For Patel, the licensing requirements are a nonstarter. Banks won't finance hotels and will even see existing loans as risky, he said. 

The authors of the Safe Hotels Act changed the licensing requirement from its initial version after the industry’s loud, immediate backlash to its previous one-year license proposal. The current text of the bill on the city council website has extended the period to two years, but the risk remains the same, Gosal said.

“I am in talks with multiple large national hotel owners funds, private equity funds that have currently paused,” he said. “They feel that New York is not a safe regulatory space to invest in. They have modified their acquisition criteria to not include New York.”

That means that hotel transactions in NYC are also on pause, he said.
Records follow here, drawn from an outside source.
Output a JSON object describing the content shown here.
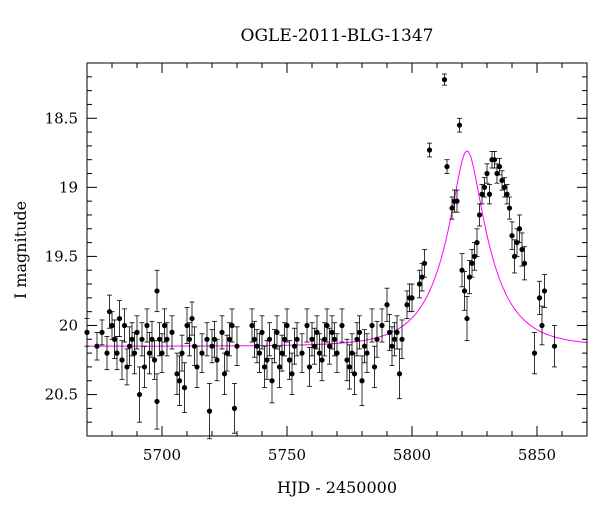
{
  "chart_data": {
    "type": "scatter",
    "title": "OGLE-2011-BLG-1347",
    "xlabel": "HJD - 2450000",
    "ylabel": "I magnitude",
    "xlim": [
      5670,
      5870
    ],
    "ylim": [
      20.8,
      18.1
    ],
    "y_inverted": true,
    "grid": false,
    "xticks": [
      5700,
      5750,
      5800,
      5850
    ],
    "yticks": [
      18.5,
      19,
      19.5,
      20,
      20.5
    ],
    "xtick_labels": [
      "5700",
      "5750",
      "5800",
      "5850"
    ],
    "ytick_labels": [
      "18.5",
      "19",
      "19.5",
      "20",
      "20.5"
    ],
    "colors": {
      "points": "#000000",
      "model": "#ff00ff",
      "axes": "#000000"
    },
    "series": [
      {
        "kind": "observations",
        "points": [
          [
            5670,
            20.05,
            0.1
          ],
          [
            5674,
            20.15,
            0.1
          ],
          [
            5676,
            20.05,
            0.09
          ],
          [
            5678,
            20.2,
            0.12
          ],
          [
            5679,
            19.9,
            0.12
          ],
          [
            5680,
            20.0,
            0.1
          ],
          [
            5681,
            20.1,
            0.14
          ],
          [
            5682,
            20.2,
            0.12
          ],
          [
            5683,
            19.95,
            0.13
          ],
          [
            5684,
            20.25,
            0.14
          ],
          [
            5685,
            20.0,
            0.12
          ],
          [
            5686,
            20.3,
            0.13
          ],
          [
            5687,
            20.15,
            0.14
          ],
          [
            5688,
            20.1,
            0.12
          ],
          [
            5689,
            20.2,
            0.15
          ],
          [
            5690,
            20.05,
            0.12
          ],
          [
            5691,
            20.5,
            0.2
          ],
          [
            5692,
            20.1,
            0.12
          ],
          [
            5693,
            20.3,
            0.15
          ],
          [
            5694,
            20.0,
            0.12
          ],
          [
            5695,
            20.2,
            0.15
          ],
          [
            5696,
            20.1,
            0.13
          ],
          [
            5697,
            20.25,
            0.14
          ],
          [
            5698,
            19.75,
            0.15
          ],
          [
            5698,
            20.55,
            0.2
          ],
          [
            5699,
            20.1,
            0.12
          ],
          [
            5700,
            20.2,
            0.14
          ],
          [
            5701,
            20.0,
            0.12
          ],
          [
            5702,
            20.1,
            0.12
          ],
          [
            5704,
            20.05,
            0.12
          ],
          [
            5706,
            20.35,
            0.15
          ],
          [
            5707,
            20.4,
            0.18
          ],
          [
            5708,
            20.2,
            0.13
          ],
          [
            5709,
            20.45,
            0.18
          ],
          [
            5710,
            20.0,
            0.13
          ],
          [
            5711,
            20.1,
            0.12
          ],
          [
            5712,
            19.95,
            0.12
          ],
          [
            5713,
            20.15,
            0.14
          ],
          [
            5714,
            20.3,
            0.15
          ],
          [
            5716,
            20.2,
            0.14
          ],
          [
            5718,
            20.1,
            0.12
          ],
          [
            5719,
            20.62,
            0.2
          ],
          [
            5720,
            20.15,
            0.12
          ],
          [
            5721,
            20.1,
            0.13
          ],
          [
            5722,
            20.25,
            0.15
          ],
          [
            5724,
            20.05,
            0.12
          ],
          [
            5725,
            20.35,
            0.15
          ],
          [
            5726,
            20.2,
            0.13
          ],
          [
            5727,
            20.1,
            0.12
          ],
          [
            5728,
            20.0,
            0.12
          ],
          [
            5729,
            20.6,
            0.18
          ],
          [
            5730,
            20.15,
            0.14
          ],
          [
            5736,
            20.0,
            0.12
          ],
          [
            5737,
            20.1,
            0.13
          ],
          [
            5738,
            20.15,
            0.12
          ],
          [
            5739,
            20.2,
            0.14
          ],
          [
            5740,
            20.05,
            0.12
          ],
          [
            5741,
            20.3,
            0.15
          ],
          [
            5742,
            20.25,
            0.14
          ],
          [
            5743,
            20.1,
            0.12
          ],
          [
            5744,
            20.4,
            0.16
          ],
          [
            5745,
            20.15,
            0.12
          ],
          [
            5746,
            20.05,
            0.12
          ],
          [
            5747,
            20.3,
            0.15
          ],
          [
            5748,
            20.2,
            0.13
          ],
          [
            5749,
            20.1,
            0.12
          ],
          [
            5750,
            20.0,
            0.12
          ],
          [
            5751,
            20.25,
            0.14
          ],
          [
            5752,
            20.35,
            0.15
          ],
          [
            5753,
            20.15,
            0.13
          ],
          [
            5754,
            20.1,
            0.12
          ],
          [
            5756,
            20.2,
            0.14
          ],
          [
            5758,
            20.0,
            0.12
          ],
          [
            5759,
            20.3,
            0.14
          ],
          [
            5760,
            20.1,
            0.12
          ],
          [
            5761,
            20.15,
            0.13
          ],
          [
            5762,
            20.05,
            0.12
          ],
          [
            5763,
            20.2,
            0.14
          ],
          [
            5764,
            20.25,
            0.15
          ],
          [
            5765,
            20.1,
            0.12
          ],
          [
            5766,
            20.0,
            0.12
          ],
          [
            5767,
            20.15,
            0.13
          ],
          [
            5768,
            20.05,
            0.12
          ],
          [
            5769,
            20.1,
            0.12
          ],
          [
            5770,
            20.2,
            0.14
          ],
          [
            5772,
            20.0,
            0.12
          ],
          [
            5774,
            20.25,
            0.15
          ],
          [
            5775,
            20.3,
            0.16
          ],
          [
            5776,
            20.2,
            0.14
          ],
          [
            5777,
            20.35,
            0.15
          ],
          [
            5778,
            20.1,
            0.12
          ],
          [
            5779,
            20.05,
            0.12
          ],
          [
            5780,
            20.4,
            0.18
          ],
          [
            5781,
            20.15,
            0.12
          ],
          [
            5782,
            20.2,
            0.14
          ],
          [
            5784,
            20.0,
            0.12
          ],
          [
            5785,
            20.3,
            0.15
          ],
          [
            5786,
            20.1,
            0.13
          ],
          [
            5788,
            20.0,
            0.12
          ],
          [
            5790,
            19.85,
            0.12
          ],
          [
            5791,
            20.05,
            0.13
          ],
          [
            5792,
            20.15,
            0.14
          ],
          [
            5793,
            20.1,
            0.12
          ],
          [
            5794,
            20.05,
            0.12
          ],
          [
            5795,
            20.35,
            0.18
          ],
          [
            5796,
            20.1,
            0.14
          ],
          [
            5798,
            19.85,
            0.1
          ],
          [
            5799,
            19.8,
            0.1
          ],
          [
            5800,
            19.8,
            0.1
          ],
          [
            5803,
            19.7,
            0.1
          ],
          [
            5804,
            19.65,
            0.1
          ],
          [
            5805,
            19.55,
            0.1
          ],
          [
            5807,
            18.73,
            0.05
          ],
          [
            5813,
            18.22,
            0.04
          ],
          [
            5814,
            18.85,
            0.05
          ],
          [
            5816,
            19.15,
            0.08
          ],
          [
            5817,
            19.1,
            0.08
          ],
          [
            5818,
            19.1,
            0.08
          ],
          [
            5819,
            18.55,
            0.05
          ],
          [
            5820,
            19.6,
            0.12
          ],
          [
            5821,
            19.75,
            0.14
          ],
          [
            5822,
            19.95,
            0.16
          ],
          [
            5823,
            19.65,
            0.12
          ],
          [
            5824,
            19.55,
            0.1
          ],
          [
            5825,
            19.5,
            0.1
          ],
          [
            5826,
            19.4,
            0.1
          ],
          [
            5827,
            19.2,
            0.08
          ],
          [
            5828,
            19.05,
            0.07
          ],
          [
            5829,
            19.0,
            0.07
          ],
          [
            5830,
            18.9,
            0.07
          ],
          [
            5831,
            19.05,
            0.07
          ],
          [
            5832,
            18.8,
            0.06
          ],
          [
            5833,
            18.8,
            0.06
          ],
          [
            5834,
            18.9,
            0.07
          ],
          [
            5835,
            18.85,
            0.06
          ],
          [
            5836,
            18.95,
            0.07
          ],
          [
            5837,
            19.0,
            0.07
          ],
          [
            5838,
            19.05,
            0.07
          ],
          [
            5839,
            19.15,
            0.08
          ],
          [
            5840,
            19.35,
            0.1
          ],
          [
            5841,
            19.5,
            0.12
          ],
          [
            5842,
            19.4,
            0.1
          ],
          [
            5843,
            19.3,
            0.1
          ],
          [
            5844,
            19.45,
            0.12
          ],
          [
            5845,
            19.55,
            0.12
          ],
          [
            5849,
            20.2,
            0.15
          ],
          [
            5851,
            19.8,
            0.12
          ],
          [
            5852,
            20.0,
            0.14
          ],
          [
            5853,
            19.75,
            0.12
          ],
          [
            5857,
            20.15,
            0.15
          ]
        ]
      },
      {
        "kind": "model",
        "u0": 0.28,
        "t0": 5822,
        "tE": 18,
        "base": 20.15
      }
    ]
  }
}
Lenders and investors looking to the future are also worried the bill would result in hotels losing their ability to operate periodically due to the renewal process and would therefore be unable to pay down any debts they hold.

“How does a lender give a 30-year mortgage on a license that is only valid for one year at a time?” Gosal said. “You are putting a lot of small-business owners at technical default because of a legislative issue.”

The bill also allows for “third party triggers” to interfere with a hotel’s license, Hotel Association of New York President Vijay Dandapani told Bisnow by email. Those triggers can include failures to restore elevators, WiFi or water service, and noise levels that the bill labeled as “excessive,” a term it didn't further define.

Dandapani said the increased cost of the labor requirements in the bill could devastate the industry. Without youth hostels and with a significantly reduced number of Airbnbs in the wake of Local Law 18 enforcement, the bill could also threaten tourist appetite to visit, he said.

“The city already has a high cost thanks to banning affordable accommodation via youth hostels,” he said. “Many, if not most, hotels in Queens, the Bronx and parts of Brooklyn will go out of business resulting in compression and raised prices for the remaining hotels.”

Hotels rely on third-party contractors for everything from housekeeping, linen and laundry services and maintenance work to security guards, sales and marketing, Gosal said. Even in a tourism-driven city like NYC, hotels are seasonal operations and need the flexibility to staff up accordingly, he said.

Those roles may not get outsourced all the time, but the flexibility to do so is fundamental to keeping operating costs and hotel rates in line with demand, he said. Without it, the hotels at risk are the city’s budget and economy options, creating even less flexibility for less affluent tourists and funneling demand to large operators.

“The math is very simple. Anybody with less than 100 or 120 keys, especially independent properties, cannot pay their mortgage if they have to follow this bill in its entirety, exactly how it is, and if they have to apply union labor rates now,” Gosal said. 

Ultimately, the bill wouldn’t make guests any safer, Gosal and Dandapani argued. Hotels are often under 24-hour surveillance and require keycards to even use an elevator. 

“There already are numerous checks and balances on hotel operations starting with the Certificate of Occupancy which is an exhaustive and multi-year process to obtain,” Dandapani said. “If at all ‘safety and health’ are real issues in a few outlier hotels, a bill that addresses those can be crafted.”